Unfortunately for the player, these ping pong balls freeze you, an you are prone ntil they wear off. Fortunately, you soon thereafter acquire your own magic ping pong paddle,which can be used to open doors and switch levers from a distance, which is cool except that all future puzzles are designed specifically to prevent this. In any case, freezing fast-moving monsters is very helpful. Also, when you open a door without going through, the monsters exist "underneath" the roof, but they cannot exit and attack you, yet you an throw your weapons and kill them from outside. This is very handy for the painful magic-bolt shooting reapers.

The other items in the dungeon were a magic sword and magic armor, both of which I did not go after. It seemed like a lot of work when my paddle + boomerang was extremely potent, and non-range weapons suck in this game generally as too many beasties either move fast or shoot ranged weapons themselves. I also found a whip, which is an OK weapon, but you can't walk away after attacking with it, so it's no good for a attack-dodge-attack strategy.

So from there I freed the mayor, and took him back to Skara Brae, where the game messed up and I was stuck inside the city, unable to leave.

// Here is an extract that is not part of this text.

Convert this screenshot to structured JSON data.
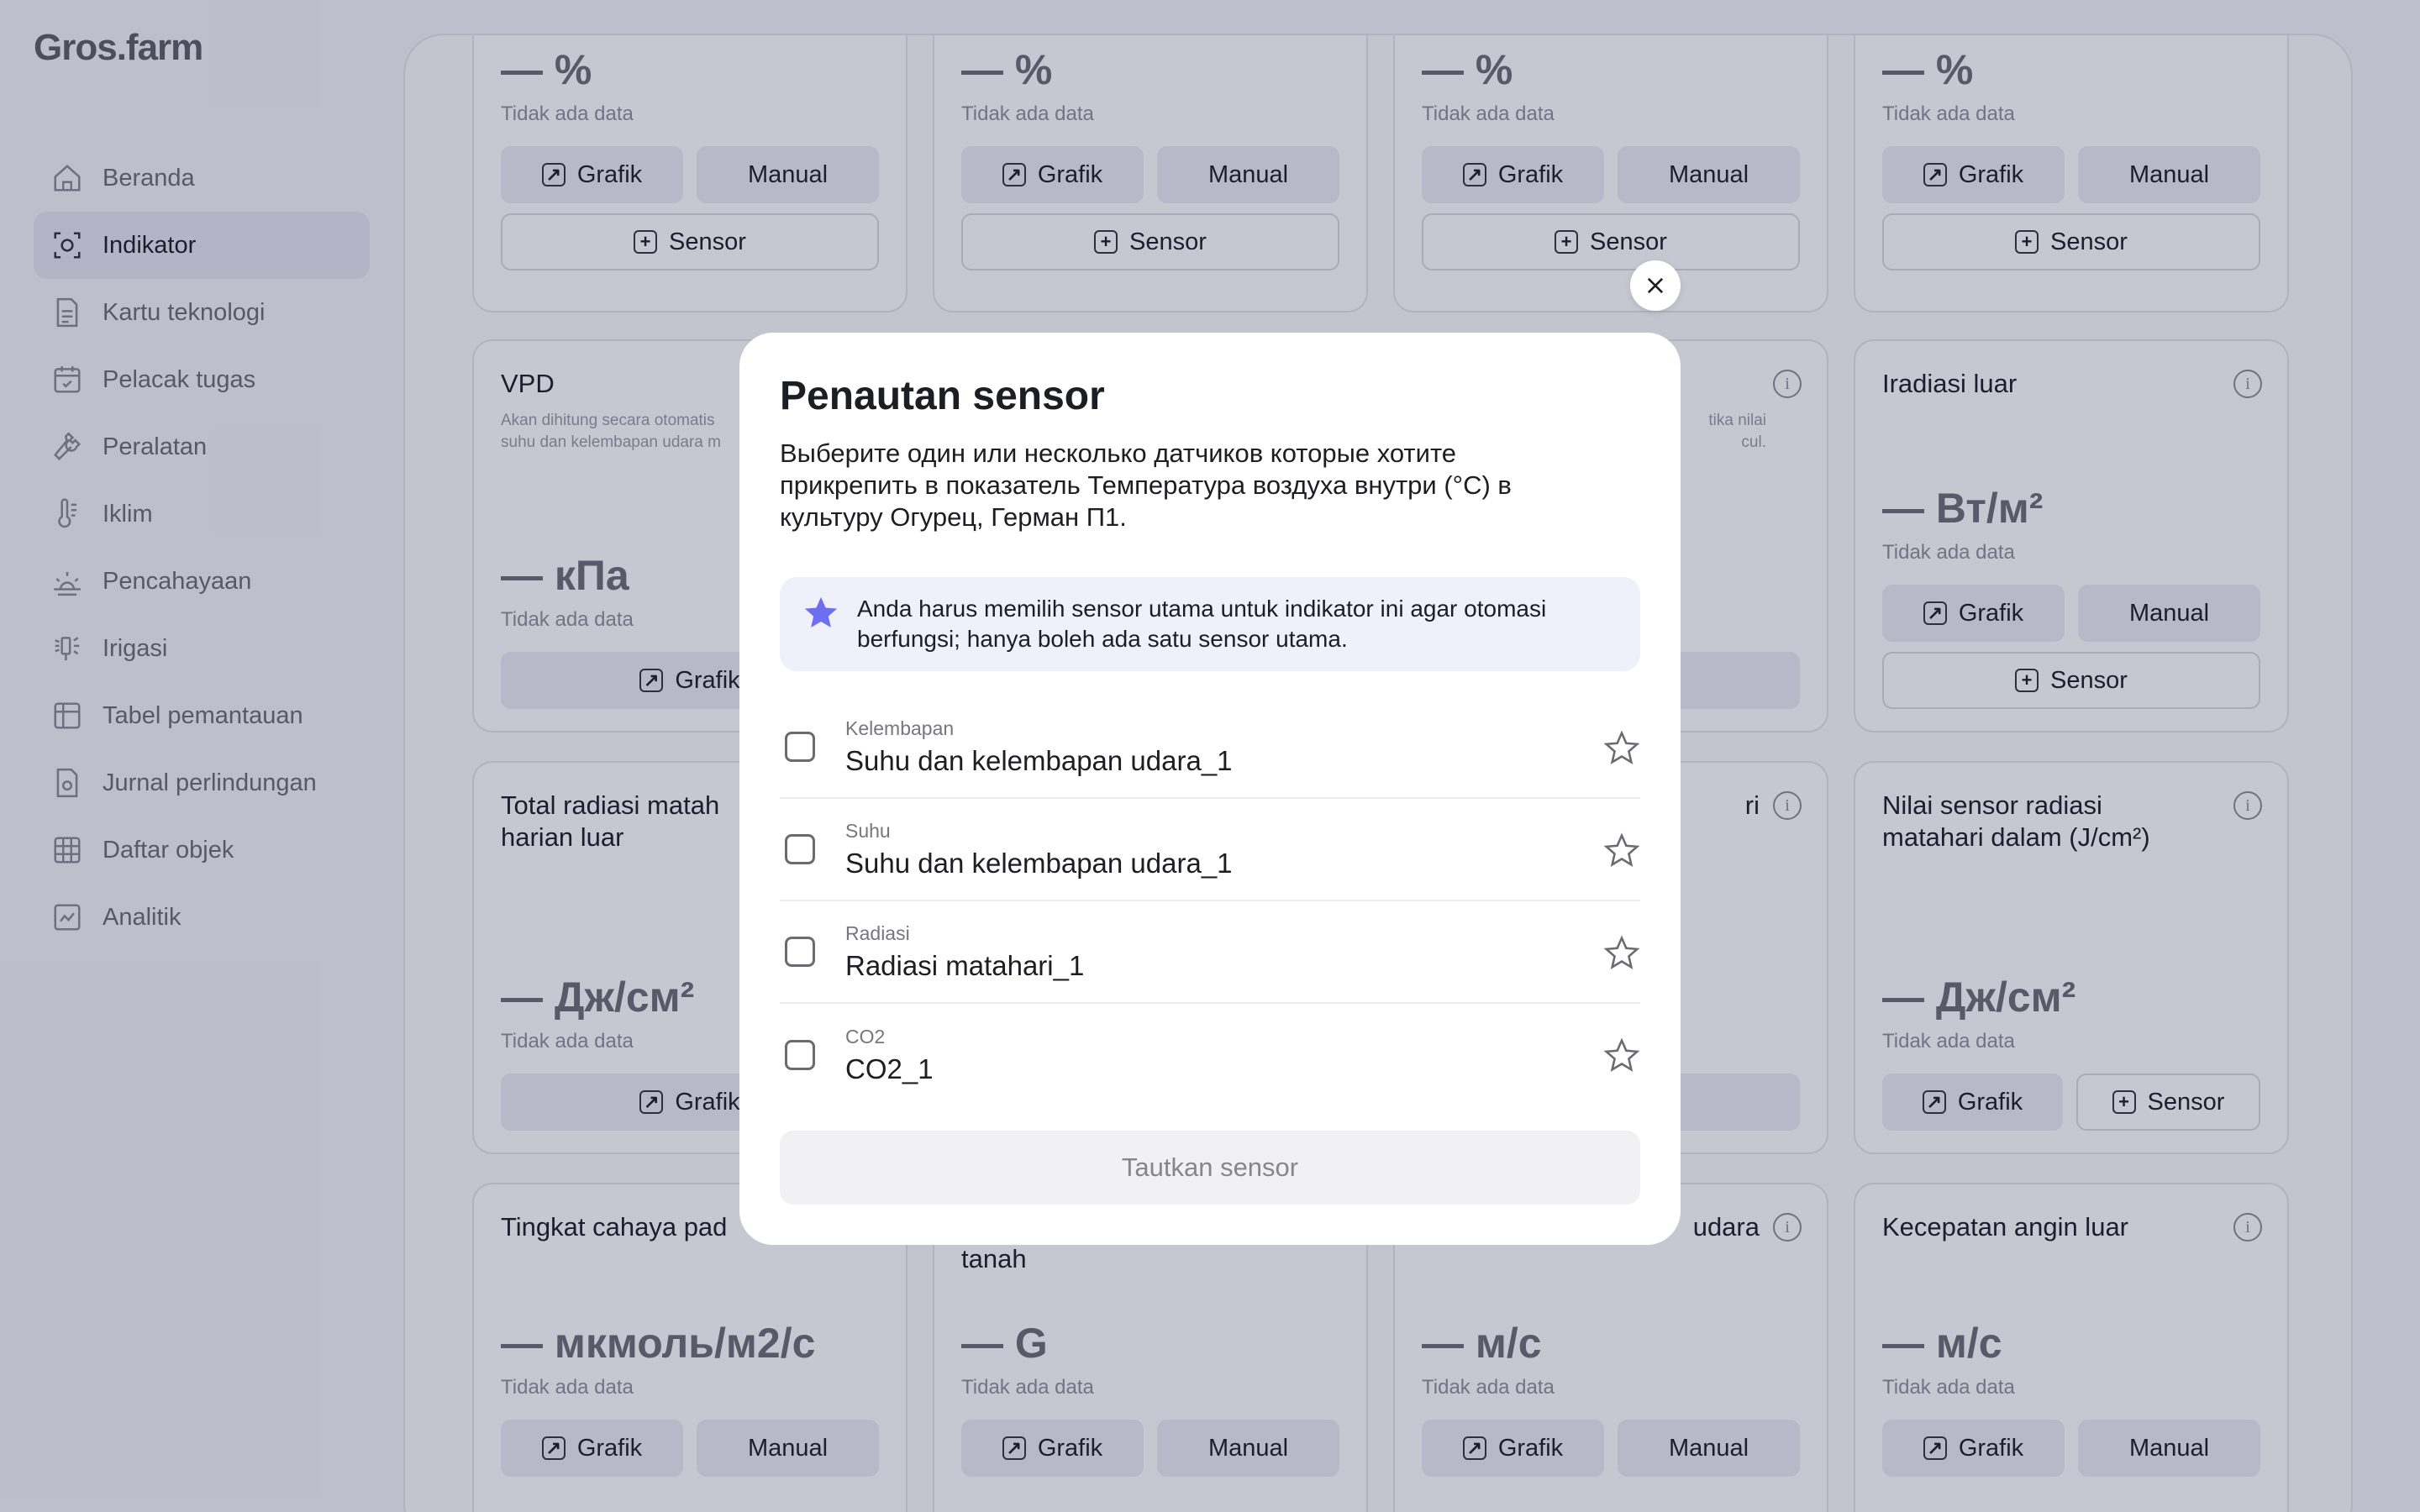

Eventually, I manged to rescue the soon-to-be-ghost with his annoying puns, and also leave Skara Brae. I'm unsure what caused the problem.

Next up, the Great Stygian Abyss!

I think i should put up my UW2 screenshots sometime as well, but I have been procrastinating since September; why stop now?

Because it allows me to procrastinate from Ultima IX, of course! :-D

1 comment:

Adamantyr said...

Concerning the source of the word "Hythloth"...

A word for "anti-spirituality" is hard to find. My guess is Garriot went dictionary-delving back in 1984 and found the closest concept he could get was "materialism".

I remember looking this up once, and I managed to find it again: The root "hylic" is an old word referring to matters of a material or corporeal nature.

I would guess that Garriot used this and smudged together a more pleasing sounding name, "loth" being, as you said, an old form of "loathe".